Difference in Language for Willful Violations
The Court also emphasized the difference in language in the statute in describing the application of the FBAR penalties to willful violations as opposed to non willful ones. Congress explicitly authorized per-account penalties for some willful violations. However, the government's interpretation defies the traditional rule of statutory construction because when Congress wished to tie sanctions to account-level information, it knew exactly how to do so.
A dissenting opinion, joined by four justices, argued that Section 5314's reporting requirement attaches a burden to an individual's exercise of their constitutional rights, specifically the right to travel and to petition the government for a redress of grievances. The dissenting opinion argued that this reporting requirement could have a chilling effect on these rights and that the government's interest in collecting this information was not strong enough to justify such an infringement.
The dissent also pointed out that the majority's interpretation of "currency" in Section 5314 was overly broad and could potentially encompass any valuable item that could be used as a means of exchange, such as gift cards or loyalty points. This interpretation, according to the dissent, could result in the reporting requirement being applied to a wide range of transactions that have no connection to money laundering or other criminal activity.
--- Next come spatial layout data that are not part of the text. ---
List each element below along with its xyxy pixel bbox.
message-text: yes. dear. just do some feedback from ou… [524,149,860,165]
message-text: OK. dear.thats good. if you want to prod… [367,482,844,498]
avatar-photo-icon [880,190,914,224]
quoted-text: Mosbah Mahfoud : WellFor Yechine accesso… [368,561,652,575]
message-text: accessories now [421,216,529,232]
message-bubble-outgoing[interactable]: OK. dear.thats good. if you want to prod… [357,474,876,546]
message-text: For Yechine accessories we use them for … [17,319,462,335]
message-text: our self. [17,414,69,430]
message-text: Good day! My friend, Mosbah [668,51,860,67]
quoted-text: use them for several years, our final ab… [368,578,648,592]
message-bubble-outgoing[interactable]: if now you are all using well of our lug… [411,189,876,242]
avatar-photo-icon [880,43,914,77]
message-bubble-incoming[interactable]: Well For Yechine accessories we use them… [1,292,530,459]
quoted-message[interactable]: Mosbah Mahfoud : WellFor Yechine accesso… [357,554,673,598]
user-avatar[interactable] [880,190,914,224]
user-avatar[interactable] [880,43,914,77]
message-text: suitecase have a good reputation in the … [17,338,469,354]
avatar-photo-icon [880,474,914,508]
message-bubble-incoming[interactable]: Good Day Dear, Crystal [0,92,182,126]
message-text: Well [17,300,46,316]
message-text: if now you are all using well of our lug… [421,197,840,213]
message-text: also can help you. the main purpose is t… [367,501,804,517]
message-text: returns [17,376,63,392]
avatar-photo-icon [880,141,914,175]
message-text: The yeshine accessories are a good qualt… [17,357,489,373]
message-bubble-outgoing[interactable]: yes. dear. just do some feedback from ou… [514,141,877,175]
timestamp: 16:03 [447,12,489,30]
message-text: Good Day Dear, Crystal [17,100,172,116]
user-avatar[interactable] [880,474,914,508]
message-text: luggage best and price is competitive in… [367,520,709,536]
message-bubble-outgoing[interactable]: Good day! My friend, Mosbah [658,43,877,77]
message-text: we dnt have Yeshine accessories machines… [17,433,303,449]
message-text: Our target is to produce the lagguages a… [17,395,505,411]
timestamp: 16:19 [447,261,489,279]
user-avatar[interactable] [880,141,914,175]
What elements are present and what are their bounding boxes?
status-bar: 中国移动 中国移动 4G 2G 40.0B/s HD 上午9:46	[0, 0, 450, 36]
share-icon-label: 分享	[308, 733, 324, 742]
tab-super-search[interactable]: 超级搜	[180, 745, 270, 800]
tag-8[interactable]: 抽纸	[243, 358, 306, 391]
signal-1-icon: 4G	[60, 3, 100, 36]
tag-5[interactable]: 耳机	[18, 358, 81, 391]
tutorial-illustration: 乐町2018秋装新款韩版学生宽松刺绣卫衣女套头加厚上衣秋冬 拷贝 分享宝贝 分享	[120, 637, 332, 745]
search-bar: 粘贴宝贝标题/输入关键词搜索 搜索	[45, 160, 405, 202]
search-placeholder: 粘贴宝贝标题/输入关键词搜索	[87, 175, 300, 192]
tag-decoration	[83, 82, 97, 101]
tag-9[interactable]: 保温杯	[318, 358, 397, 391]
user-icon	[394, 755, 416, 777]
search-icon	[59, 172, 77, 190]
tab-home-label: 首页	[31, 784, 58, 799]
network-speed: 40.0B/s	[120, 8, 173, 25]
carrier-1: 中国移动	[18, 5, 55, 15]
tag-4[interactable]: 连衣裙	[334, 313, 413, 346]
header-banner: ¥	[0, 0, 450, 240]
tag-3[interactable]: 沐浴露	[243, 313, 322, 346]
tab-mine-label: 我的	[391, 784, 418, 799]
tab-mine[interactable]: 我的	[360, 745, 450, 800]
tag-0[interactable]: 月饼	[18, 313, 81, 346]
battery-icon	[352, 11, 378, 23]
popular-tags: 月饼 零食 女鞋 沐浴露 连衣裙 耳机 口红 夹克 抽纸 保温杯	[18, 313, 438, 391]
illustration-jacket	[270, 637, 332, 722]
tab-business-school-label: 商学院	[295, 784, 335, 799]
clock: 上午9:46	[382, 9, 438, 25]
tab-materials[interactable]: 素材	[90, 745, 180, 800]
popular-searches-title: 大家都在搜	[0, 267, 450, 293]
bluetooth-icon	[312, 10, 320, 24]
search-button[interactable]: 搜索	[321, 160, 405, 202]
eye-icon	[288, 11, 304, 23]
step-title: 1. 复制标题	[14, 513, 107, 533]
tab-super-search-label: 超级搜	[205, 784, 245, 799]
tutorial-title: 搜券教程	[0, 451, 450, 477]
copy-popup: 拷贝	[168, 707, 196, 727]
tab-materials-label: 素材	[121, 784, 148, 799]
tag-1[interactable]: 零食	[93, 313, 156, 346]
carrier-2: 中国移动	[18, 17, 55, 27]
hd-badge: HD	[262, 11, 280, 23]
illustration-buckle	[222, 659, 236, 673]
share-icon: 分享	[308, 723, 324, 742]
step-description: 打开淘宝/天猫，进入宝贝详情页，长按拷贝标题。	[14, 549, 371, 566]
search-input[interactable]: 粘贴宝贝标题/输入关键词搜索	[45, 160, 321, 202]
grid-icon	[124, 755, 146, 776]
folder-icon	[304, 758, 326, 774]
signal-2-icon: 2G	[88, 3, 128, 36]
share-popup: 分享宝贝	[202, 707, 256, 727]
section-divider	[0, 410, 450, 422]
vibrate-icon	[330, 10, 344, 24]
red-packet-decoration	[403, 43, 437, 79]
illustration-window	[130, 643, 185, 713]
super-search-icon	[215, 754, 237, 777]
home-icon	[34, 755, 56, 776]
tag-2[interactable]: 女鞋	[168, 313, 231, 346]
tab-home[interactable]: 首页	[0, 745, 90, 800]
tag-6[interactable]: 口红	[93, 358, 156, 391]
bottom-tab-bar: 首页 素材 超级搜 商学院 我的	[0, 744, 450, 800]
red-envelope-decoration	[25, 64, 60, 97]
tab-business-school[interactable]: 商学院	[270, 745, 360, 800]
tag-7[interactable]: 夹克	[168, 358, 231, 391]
Implications of the Decision
The Supreme Court's decision in this case clarified the scope of the reporting requirement in Section 5314 and affirmed the government's authority to enforce it. Financial institutions and individuals who engage in large currency transactions will now have to report those transactions to the government as required by law.
However, the dissenting opinion's concerns about the potential infringement on constitutional rights and the overly broad interpretation of "currency" in Section 5314 raise important issues for future cases. It remains to be seen how the government will apply this reporting requirement in practice and whether challenges to its constitutionality will arise.